Without the support of two additional Democrats, Myers almost certainly faces a filibuster, as is the case with the other nominees, whom Democrats consider more controversial. Even though Specter insists on moving Myers through the Judiciary Committee first, it is unclear if he will be the first nominee brought to the floor for a vote. Other Republicans have privately said they would prefer one of two female nominees: Texas Supreme Court Justice Priscilla Owen or California Supreme Court Justice Janice Rogers Brown, who is black. Senate Majority Leader Bill Frist (R.-Tenn.) has declined to reveal his intentions.
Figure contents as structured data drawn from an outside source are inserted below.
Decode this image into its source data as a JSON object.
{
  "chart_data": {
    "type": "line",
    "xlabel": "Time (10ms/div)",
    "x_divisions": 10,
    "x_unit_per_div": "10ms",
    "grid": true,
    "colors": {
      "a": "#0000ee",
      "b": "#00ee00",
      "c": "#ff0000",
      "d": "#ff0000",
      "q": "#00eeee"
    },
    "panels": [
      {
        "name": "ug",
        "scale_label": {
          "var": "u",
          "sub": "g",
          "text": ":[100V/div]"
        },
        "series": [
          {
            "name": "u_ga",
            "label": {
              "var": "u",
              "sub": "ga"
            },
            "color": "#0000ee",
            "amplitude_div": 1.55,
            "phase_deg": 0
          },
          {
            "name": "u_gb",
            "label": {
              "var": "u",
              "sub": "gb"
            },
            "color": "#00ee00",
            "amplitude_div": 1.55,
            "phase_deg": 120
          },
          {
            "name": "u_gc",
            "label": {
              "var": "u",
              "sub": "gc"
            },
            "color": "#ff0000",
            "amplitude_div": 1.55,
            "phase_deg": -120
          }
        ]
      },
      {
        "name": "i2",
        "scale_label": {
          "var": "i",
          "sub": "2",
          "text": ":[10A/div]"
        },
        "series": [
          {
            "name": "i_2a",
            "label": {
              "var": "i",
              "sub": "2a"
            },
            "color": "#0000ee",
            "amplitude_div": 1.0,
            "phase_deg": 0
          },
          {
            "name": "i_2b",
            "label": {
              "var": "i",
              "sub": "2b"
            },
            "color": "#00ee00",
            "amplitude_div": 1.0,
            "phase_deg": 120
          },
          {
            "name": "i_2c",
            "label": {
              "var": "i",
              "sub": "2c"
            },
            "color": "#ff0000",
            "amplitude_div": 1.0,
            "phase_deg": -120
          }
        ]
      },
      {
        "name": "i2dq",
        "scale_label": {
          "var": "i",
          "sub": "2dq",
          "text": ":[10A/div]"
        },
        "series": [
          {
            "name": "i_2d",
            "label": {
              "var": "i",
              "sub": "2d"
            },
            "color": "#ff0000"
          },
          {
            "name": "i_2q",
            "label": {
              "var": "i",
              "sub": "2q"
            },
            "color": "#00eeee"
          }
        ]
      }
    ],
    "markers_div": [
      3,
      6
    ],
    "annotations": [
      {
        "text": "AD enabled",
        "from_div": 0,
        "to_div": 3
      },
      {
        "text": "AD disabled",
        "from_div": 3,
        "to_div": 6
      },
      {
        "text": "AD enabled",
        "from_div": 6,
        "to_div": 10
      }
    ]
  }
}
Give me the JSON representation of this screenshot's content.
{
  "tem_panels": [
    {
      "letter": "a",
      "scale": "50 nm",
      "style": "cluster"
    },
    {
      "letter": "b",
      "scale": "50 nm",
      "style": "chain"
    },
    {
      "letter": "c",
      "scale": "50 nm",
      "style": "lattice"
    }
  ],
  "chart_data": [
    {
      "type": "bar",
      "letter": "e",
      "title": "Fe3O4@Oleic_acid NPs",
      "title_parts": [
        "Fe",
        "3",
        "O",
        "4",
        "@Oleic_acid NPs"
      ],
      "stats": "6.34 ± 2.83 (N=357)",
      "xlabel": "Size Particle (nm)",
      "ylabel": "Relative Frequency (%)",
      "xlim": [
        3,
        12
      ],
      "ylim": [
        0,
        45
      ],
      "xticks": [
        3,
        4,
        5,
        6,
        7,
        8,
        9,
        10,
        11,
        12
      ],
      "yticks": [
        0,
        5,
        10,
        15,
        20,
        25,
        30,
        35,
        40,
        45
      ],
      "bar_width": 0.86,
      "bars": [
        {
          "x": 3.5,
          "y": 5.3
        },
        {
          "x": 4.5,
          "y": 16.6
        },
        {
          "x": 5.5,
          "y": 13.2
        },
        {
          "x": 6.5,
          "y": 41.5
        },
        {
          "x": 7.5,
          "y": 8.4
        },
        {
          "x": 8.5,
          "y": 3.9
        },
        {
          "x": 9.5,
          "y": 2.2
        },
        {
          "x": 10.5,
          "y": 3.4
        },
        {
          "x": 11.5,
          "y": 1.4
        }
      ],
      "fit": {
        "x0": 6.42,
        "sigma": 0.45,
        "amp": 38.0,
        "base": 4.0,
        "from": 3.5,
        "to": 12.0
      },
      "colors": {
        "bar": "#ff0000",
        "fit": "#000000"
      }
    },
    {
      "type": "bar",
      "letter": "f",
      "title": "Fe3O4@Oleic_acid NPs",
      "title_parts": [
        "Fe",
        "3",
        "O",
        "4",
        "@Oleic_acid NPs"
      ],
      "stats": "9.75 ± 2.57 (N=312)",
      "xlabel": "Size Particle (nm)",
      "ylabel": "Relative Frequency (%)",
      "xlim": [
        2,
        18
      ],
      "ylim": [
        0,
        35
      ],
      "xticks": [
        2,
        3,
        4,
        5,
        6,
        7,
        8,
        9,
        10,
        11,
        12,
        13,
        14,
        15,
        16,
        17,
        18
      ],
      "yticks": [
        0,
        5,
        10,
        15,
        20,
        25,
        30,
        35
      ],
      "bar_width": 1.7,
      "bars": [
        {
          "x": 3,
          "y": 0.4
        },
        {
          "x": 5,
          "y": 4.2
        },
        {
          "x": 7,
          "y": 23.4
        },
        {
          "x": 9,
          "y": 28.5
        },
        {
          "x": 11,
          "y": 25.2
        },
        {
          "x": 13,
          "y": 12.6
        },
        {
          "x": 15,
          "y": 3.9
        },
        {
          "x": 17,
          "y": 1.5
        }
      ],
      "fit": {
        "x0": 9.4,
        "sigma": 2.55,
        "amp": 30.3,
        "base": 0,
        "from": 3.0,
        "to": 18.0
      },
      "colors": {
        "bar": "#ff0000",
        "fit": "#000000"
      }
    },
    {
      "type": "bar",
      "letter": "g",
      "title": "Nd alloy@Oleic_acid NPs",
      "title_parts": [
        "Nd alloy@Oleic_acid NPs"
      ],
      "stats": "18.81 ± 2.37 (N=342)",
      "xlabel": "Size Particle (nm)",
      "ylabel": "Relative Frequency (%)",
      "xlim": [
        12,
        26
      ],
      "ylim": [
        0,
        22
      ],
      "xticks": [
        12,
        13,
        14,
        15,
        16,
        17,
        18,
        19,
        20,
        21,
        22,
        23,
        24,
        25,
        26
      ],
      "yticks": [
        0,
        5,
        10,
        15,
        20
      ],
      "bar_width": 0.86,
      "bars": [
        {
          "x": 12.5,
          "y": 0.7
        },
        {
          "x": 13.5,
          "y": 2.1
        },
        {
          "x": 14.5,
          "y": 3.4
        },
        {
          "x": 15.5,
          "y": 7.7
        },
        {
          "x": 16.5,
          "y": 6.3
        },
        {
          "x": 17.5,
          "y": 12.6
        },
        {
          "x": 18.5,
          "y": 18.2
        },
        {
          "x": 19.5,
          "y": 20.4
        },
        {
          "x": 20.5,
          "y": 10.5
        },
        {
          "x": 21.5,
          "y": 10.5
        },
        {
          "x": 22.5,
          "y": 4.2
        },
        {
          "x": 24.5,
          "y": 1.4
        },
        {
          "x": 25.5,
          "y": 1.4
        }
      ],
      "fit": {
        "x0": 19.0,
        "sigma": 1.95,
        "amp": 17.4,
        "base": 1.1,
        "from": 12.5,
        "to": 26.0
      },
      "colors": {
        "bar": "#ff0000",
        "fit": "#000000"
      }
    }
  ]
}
When Specter was confronted Thursday with the possibility that Frist could take a different course, the Judiciary chairman responded: “Whether the majority leader would want to bring somebody to the floor is obviously something only he could answer. But my sense is he is willing to give the committee a reasonable period of time to try to work it through. I do know Senator Frist wants to avoid the confrontation if he possibly can.”

A month ago, Specter told HUMAN EVENTS he didn’t see the need to hold hearings for all of the nominees Bush resubmitted to the Senate. He singled out only two–Defense Department counsel William Haynes and Brigham Young University counsel Thomas Griffith–who would likely need hearings. But since then, Specter has taken a more cautious approach, as evidenced by Myers, who now faces his second hearing next Tuesday.

“My preference would be not to have hearings, and there is good precedent not to have hearings,” Specter said Thursday. “But when somebody comes to me on the other side and says, ‘There’s some issue I’d like to explore,’ for example, [William] Haynes, deputy general counsel for the Department of Defense, on what has happened on the issues of torture, there’s a reason we’ll have a hearing. If I see daylight that a hearing might be productive, I’ll have a hearing. So I’m going to take them one at a time.”

Specter also used the occasion to outline his views on the so-called “nuclear” option, which would alter the Senate’s filibuster rule to exclude judicial confirmations from the 60-vote supermajority needed for legislation. Specter called the Democrats’ use of the filibuster on nominees “unprecedented,” but he refused to commit to changing the rule.

“I have not made a judgment on it,” Specter said. “As I’ve said before, I’d prefer not to come to that bridge, and I’m certainly not going to jump off that bridge until I come to it. I’m going to exercise every last ounce of my energy to solve this problem without the nuclear option. If we have the nuclear option, the Senate will be in turmoil and the Judiciary Committee will be hell.”